One of the things people often ask about FreeBike is if it is bikeshare. By bikeshare, they mean the more than 1,000 networks of bikes (and more recently scooters) that various cities and a smaller number of corporate campuses have set up, where people can rent a bike for a few minutes for a quick trip.

FreeBike is related to bikeshare, in that people use both to move around on small vehicles, and don't need to start out by buying the vehicle, but that's about where the similarities end. Here are some of the big differences:

It's a LTR: With FreeBike, riders get to have a long-term relationship with their wheels, ranging from weeks to months to years, depending on what their group decides. This is great when you have a busy life and just want to get going the same way you did yesterday.

It's at your place: With FreeBike, riders keep their wheels wherever they want, the same way you do when you own a car or a bike. This is particularly nice when your trip needs to start or end at home or at school or at the office, or anywhere you go regularly - meaning most of the time. It's also really important, because it means that your group doesn't need special public space set aside - you're just like every other bike rider, except you happened to get a great deal on your wheels.

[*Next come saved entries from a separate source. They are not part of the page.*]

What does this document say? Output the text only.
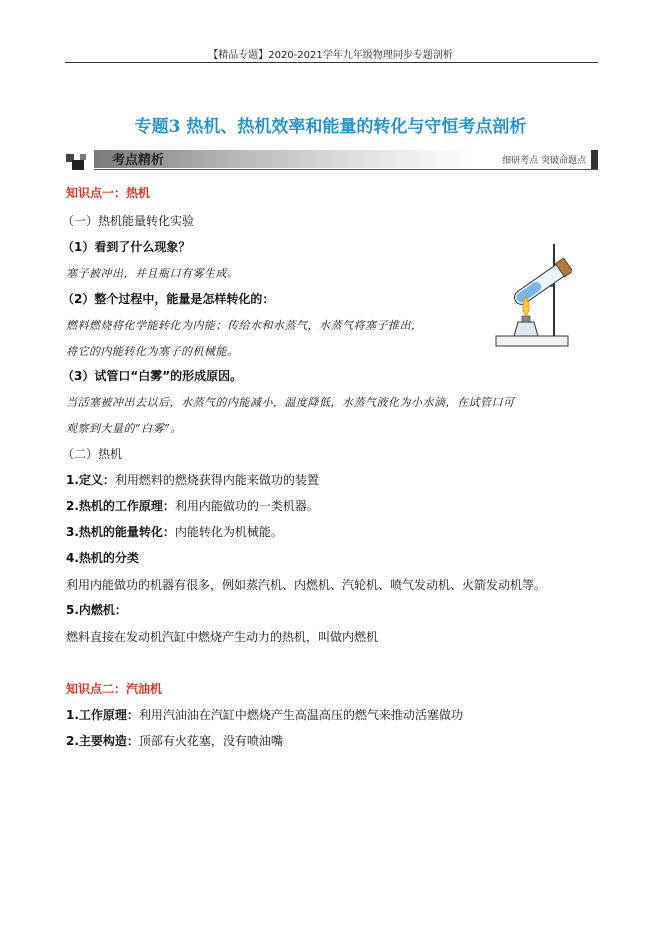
【精品专题】2020-2021学年九年级物理同步专题剖析
专题3 热机、热机效率和能量的转化与守恒考点剖析
考点精析	细研考点 突破命题点
知识点一：热机
（一）热机能量转化实验
（1）看到了什么现象？
塞子被冲出，并且瓶口有雾生成。
（2）整个过程中，能量是怎样转化的：
燃料燃烧将化学能转化为内能；传给水和水蒸气，水蒸气将塞子推出，
将它的内能转化为塞子的机械能。
（3）试管口“白雾”的形成原因。
当活塞被冲出去以后，水蒸气的内能减小，温度降低，水蒸气液化为小水滴，在试管口可
观察到大量的“白雾”。
（二）热机
1.定义：利用燃料的燃烧获得内能来做功的装置
2.热机的工作原理：利用内能做功的一类机器。
3.热机的能量转化：内能转化为机械能。
4.热机的分类
利用内能做功的机器有很多，例如蒸汽机、内燃机、汽轮机、喷气发动机、火箭发动机等。
5.内燃机：
燃料直接在发动机汽缸中燃烧产生动力的热机，叫做内燃机
知识点二：汽油机
1.工作原理：利用汽油油在汽缸中燃烧产生高温高压的燃气来推动活塞做功
2.主要构造：顶部有火花塞，没有喷油嘴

It goes where you want to go: There are no designated usage zones. No parking zones or docks. It's just a rider and the regular rules of the road. Since the point is, you know, to go where you want to go.

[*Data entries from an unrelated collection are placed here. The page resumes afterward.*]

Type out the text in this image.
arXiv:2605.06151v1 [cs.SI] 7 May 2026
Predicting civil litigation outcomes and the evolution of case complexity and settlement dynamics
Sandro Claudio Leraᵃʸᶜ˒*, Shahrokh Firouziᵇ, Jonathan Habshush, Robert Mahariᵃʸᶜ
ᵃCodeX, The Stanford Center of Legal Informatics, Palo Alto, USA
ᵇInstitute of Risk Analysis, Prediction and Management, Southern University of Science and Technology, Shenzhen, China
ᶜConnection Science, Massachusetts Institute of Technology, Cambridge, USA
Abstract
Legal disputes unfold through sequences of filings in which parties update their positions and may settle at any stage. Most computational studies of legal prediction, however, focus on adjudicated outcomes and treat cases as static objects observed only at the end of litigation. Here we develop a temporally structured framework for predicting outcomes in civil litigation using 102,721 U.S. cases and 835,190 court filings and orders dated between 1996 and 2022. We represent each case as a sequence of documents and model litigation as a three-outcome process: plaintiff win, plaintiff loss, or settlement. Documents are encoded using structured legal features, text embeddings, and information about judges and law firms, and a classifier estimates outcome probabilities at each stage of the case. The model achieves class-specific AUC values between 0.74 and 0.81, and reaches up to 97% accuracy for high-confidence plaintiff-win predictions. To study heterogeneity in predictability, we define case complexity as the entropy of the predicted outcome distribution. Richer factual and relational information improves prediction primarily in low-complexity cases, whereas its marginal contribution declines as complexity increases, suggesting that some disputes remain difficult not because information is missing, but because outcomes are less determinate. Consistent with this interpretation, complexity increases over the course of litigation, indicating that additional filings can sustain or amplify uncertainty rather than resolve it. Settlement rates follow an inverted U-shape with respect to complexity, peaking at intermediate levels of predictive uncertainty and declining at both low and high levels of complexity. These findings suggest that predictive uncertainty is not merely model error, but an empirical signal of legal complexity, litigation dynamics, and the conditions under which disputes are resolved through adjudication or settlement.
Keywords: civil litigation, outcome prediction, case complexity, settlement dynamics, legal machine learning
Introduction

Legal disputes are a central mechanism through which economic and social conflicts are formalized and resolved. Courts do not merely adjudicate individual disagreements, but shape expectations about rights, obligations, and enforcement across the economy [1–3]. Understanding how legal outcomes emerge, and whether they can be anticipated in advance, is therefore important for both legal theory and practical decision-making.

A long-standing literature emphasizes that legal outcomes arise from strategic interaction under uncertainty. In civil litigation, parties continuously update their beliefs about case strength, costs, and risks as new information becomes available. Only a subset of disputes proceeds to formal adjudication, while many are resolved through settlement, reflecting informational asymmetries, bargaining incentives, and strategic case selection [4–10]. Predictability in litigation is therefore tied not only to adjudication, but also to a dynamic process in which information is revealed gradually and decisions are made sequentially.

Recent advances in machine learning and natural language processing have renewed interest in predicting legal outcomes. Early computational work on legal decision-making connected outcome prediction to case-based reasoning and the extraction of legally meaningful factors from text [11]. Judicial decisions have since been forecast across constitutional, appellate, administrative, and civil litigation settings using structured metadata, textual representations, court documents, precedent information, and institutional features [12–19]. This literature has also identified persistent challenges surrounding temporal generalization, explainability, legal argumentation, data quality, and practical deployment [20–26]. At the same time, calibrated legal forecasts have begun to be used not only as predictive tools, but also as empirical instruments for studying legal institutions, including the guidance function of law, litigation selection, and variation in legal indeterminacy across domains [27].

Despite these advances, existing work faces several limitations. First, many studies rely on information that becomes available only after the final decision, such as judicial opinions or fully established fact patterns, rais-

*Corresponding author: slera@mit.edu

It's ready when you are: No checking an app to see where someone else left some wheels. No walking to a dock to see if there's a bike available. Since the point is, you know, to go when you want to go.

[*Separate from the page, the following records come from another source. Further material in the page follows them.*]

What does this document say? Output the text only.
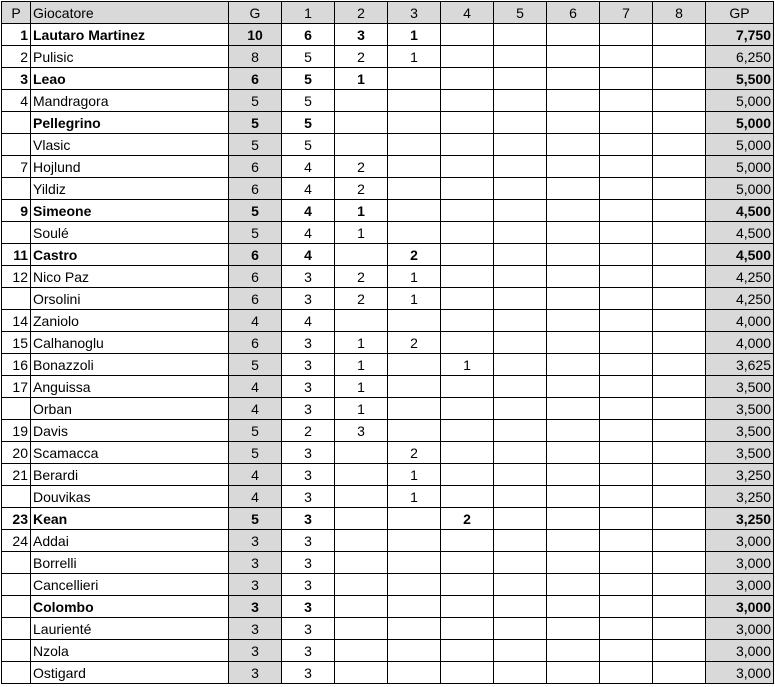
P	Giocatore	G	1	2	3	4	5	6	7	8	GP
1	Lautaro Martinez	10	6	3	1						7,750
2	Pulisic	8	5	2	1						6,250
3	Leao	6	5	1							5,500
4	Mandragora	5	5								5,000
	Pellegrino	5	5								5,000
	Vlasic	5	5								5,000
7	Hojlund	6	4	2							5,000
	Yildiz	6	4	2							5,000
9	Simeone	5	4	1							4,500
	Soulé	5	4	1							4,500
11	Castro	6	4		2						4,500
12	Nico Paz	6	3	2	1						4,250
	Orsolini	6	3	2	1						4,250
14	Zaniolo	4	4								4,000
15	Calhanoglu	6	3	1	2						4,000
16	Bonazzoli	5	3	1		1					3,625
17	Anguissa	4	3	1							3,500
	Orban	4	3	1							3,500
19	Davis	5	2	3							3,500
20	Scamacca	5	3		2						3,500
21	Berardi	4	3		1						3,250
	Douvikas	4	3		1						3,250
23	Kean	5	3			2					3,250
24	Addai	3	3								3,000
	Borrelli	3	3								3,000
	Cancellieri	3	3								3,000
	Colombo	3	3								3,000
	Laurienté	3	3								3,000
	Nzola	3	3								3,000
	Ostigard	3	3								3,000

It's set up for you: The seat is always the right height. The brakes and lights work the same as last time. Those streamers and the child seat you added are just how you like them.

It's the wheels you need: Bikes, cargo bikes, long-tail family haulers, scooters, wheelchairs - your FreeBike group is free to get a variety of vehicles, so each rider can roll however works best for them. The result is lighter, better performing vehicles, tuned to what each person needs. Pretty slick. Pretty essential.

Riders have (a little) more responsibility: Part of what makes FreeBike work so well is that riders do some of the little things - things like charging up their batteries and securing the vehicle when it's not being used. Wow, this makes everything so much simpler and lower-cost.

All of these differences add up to a solution that people use differently than they use bikeshare. FreeBike tends to get used for everyday rides. FreeBike riders, as bicyclists, still tend to use bikeshare more than other people - for the short trips that come up when they don't have their personal wheels with them. And, for the groups that partner with FreeBike, the whole thing costs less than 10% as much per trip as a bikeshare system, and has about 1% the complexity. So, is FreeBike bikeshare? The two play well together, but in a word, no.